Most of us have a checking account. Usually savings. But an account for “fun money”? What even is that? If you’ve never heard of a “fun money” account, then you need to keep reading.
Sticking to a budget can be tough, especially when there’s no wiggle room. When you spend all your money paying bill after bill and never do anything for yourself, it’s easy to fall off the wagon. A fun money account not only helps you stick to your plan but makes it enjoyable. Here’s how:
What is a fun money account?
When setting a family budget, the first thing that you have to do is determine fixed monthly expenses, like rent or mortgage, utilities, and car payments. Anything that’s left over can go towards discretionary expenses, like cable and internet or clothing–and it’s important to set aside some money for yourself, too.
There are lots of different ways you can set aside your “fun money”, though many people like to open an entirely new bank account. That way, you can just set up an automatic transfer each month and keep that money totally separate. From there, you can either let the money add up and save it for something big, or spend it all as soon as you get it. It’s fun money! It’s entirely up to you!

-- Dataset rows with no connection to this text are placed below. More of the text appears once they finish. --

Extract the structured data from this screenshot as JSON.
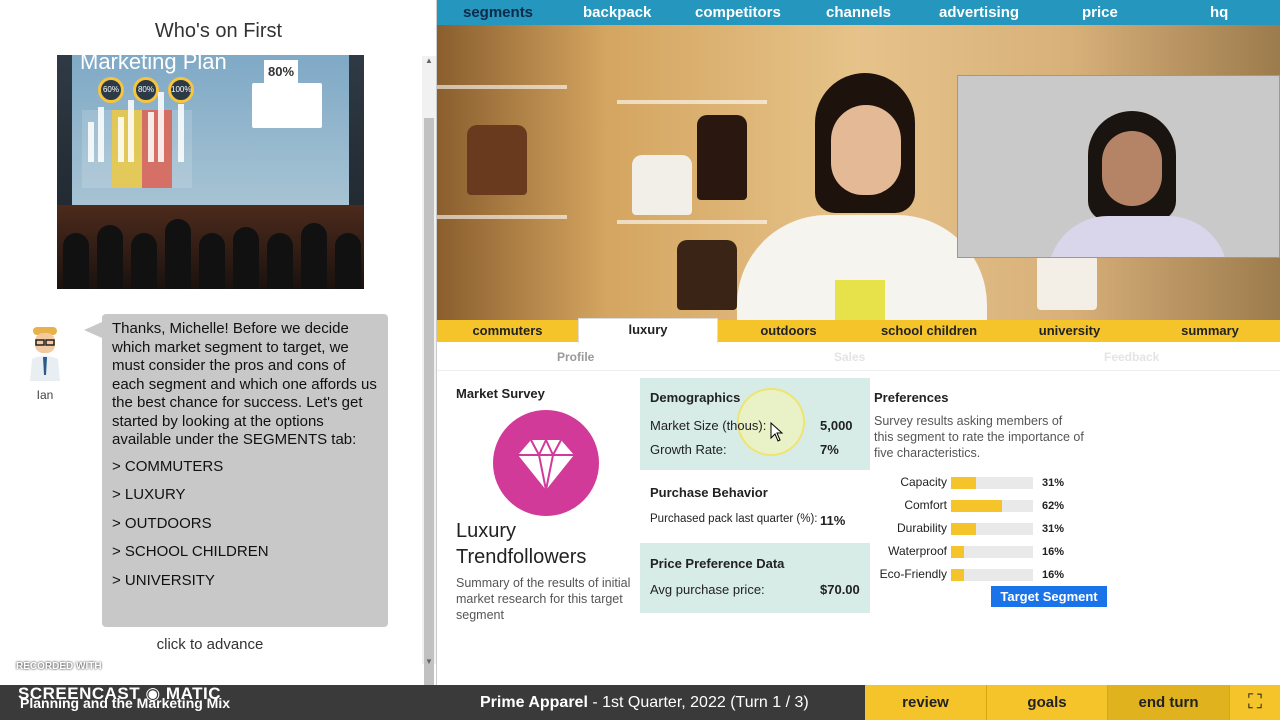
{
  "left_panel": {
    "title": "Who's on First",
    "slide": {
      "heading": "Marketing Plan",
      "badge": "80%",
      "stat_circles": [
        "60%",
        "80%",
        "100%"
      ]
    },
    "character_name": "Ian",
    "message": "Thanks, Michelle! Before we decide which market segment to target, we must consider the pros and cons of each segment and which one affords us the best chance for success. Let's get started by looking at the options available under the SEGMENTS tab:",
    "options": [
      "> COMMUTERS",
      "> LUXURY",
      "> OUTDOORS",
      "> SCHOOL CHILDREN",
      "> UNIVERSITY"
    ],
    "advance_label": "click to advance"
  },
  "top_nav": {
    "items": [
      "segments",
      "backpack",
      "competitors",
      "channels",
      "advertising",
      "price",
      "hq"
    ],
    "active": "segments"
  },
  "segment_tabs": {
    "items": [
      "commuters",
      "luxury",
      "outdoors",
      "school children",
      "university",
      "summary"
    ],
    "active": "luxury"
  },
  "sub_tabs": {
    "items": [
      "Profile",
      "Sales",
      "Feedback"
    ],
    "active": "Profile"
  },
  "market_survey": {
    "heading": "Market Survey",
    "icon": "diamond-icon",
    "segment_title_line1": "Luxury",
    "segment_title_line2": "Trendfollowers",
    "summary": "Summary of the results of initial market research for this target segment"
  },
  "demographics": {
    "heading": "Demographics",
    "market_size_label": "Market Size (thous):",
    "market_size_value": "5,000",
    "growth_rate_label": "Growth Rate:",
    "growth_rate_value": "7%"
  },
  "purchase_behavior": {
    "heading": "Purchase Behavior",
    "label": "Purchased pack last quarter (%):",
    "value": "11%"
  },
  "price_preference": {
    "heading": "Price Preference Data",
    "label": "Avg purchase price:",
    "value": "$70.00"
  },
  "preferences": {
    "heading": "Preferences",
    "description": "Survey results asking members of this segment to rate the importance of five characteristics.",
    "items": [
      {
        "name": "Capacity",
        "pct_label": "31%",
        "value": 0.31
      },
      {
        "name": "Comfort",
        "pct_label": "62%",
        "value": 0.62
      },
      {
        "name": "Durability",
        "pct_label": "31%",
        "value": 0.31
      },
      {
        "name": "Waterproof",
        "pct_label": "16%",
        "value": 0.16
      },
      {
        "name": "Eco-Friendly",
        "pct_label": "16%",
        "value": 0.16
      }
    ],
    "target_button": "Target Segment"
  },
  "bottom_bar": {
    "recorded_with": "RECORDED WITH",
    "logo": "SCREENCAST ◉ MATIC",
    "left_caption": "Planning and the Marketing Mix",
    "company": "Prime Apparel",
    "turn_info": " - 1st Quarter, 2022 (Turn 1 / 3)",
    "buttons": [
      "review",
      "goals",
      "end turn"
    ]
  },
  "colors": {
    "nav_blue": "#2596be",
    "accent_yellow": "#f5c42a",
    "panel_green": "#d7ece7",
    "diamond_pink": "#d23a9a",
    "button_blue": "#1a73e8"
  }
}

Where can you spend fun money?
Short answer: anywhere you want. Slightly longer answer: on anything that is exclusively for your enjoyment, but doesn’t really serve a practical purpose. Some common examples include:
- Specialty hair care services, like color or straightening treatments
- Magazines and books
- Hobby supplies, like camping equipment or crafting supplies
- Concert or museum tickets
Benefits of using fun money
Working fun money into your budget simply helps make things easier. Rather than spending more money than you have and going into the red every month, or allowing yourself no treats and going crazy, fun money allows you to splurge . . . within reason.
As an added benefit, you may find that allowing yourself some spending cash actually makes you more frugal. How you may ask? Well, when you have a little bit of money just for you, you might find yourself really weighing your purchasing decisions and being more thoughtful about your spending habits. After all . . . is that mocha latte really worth $5 when it’s coming out of your personal money? Nah. Probably not.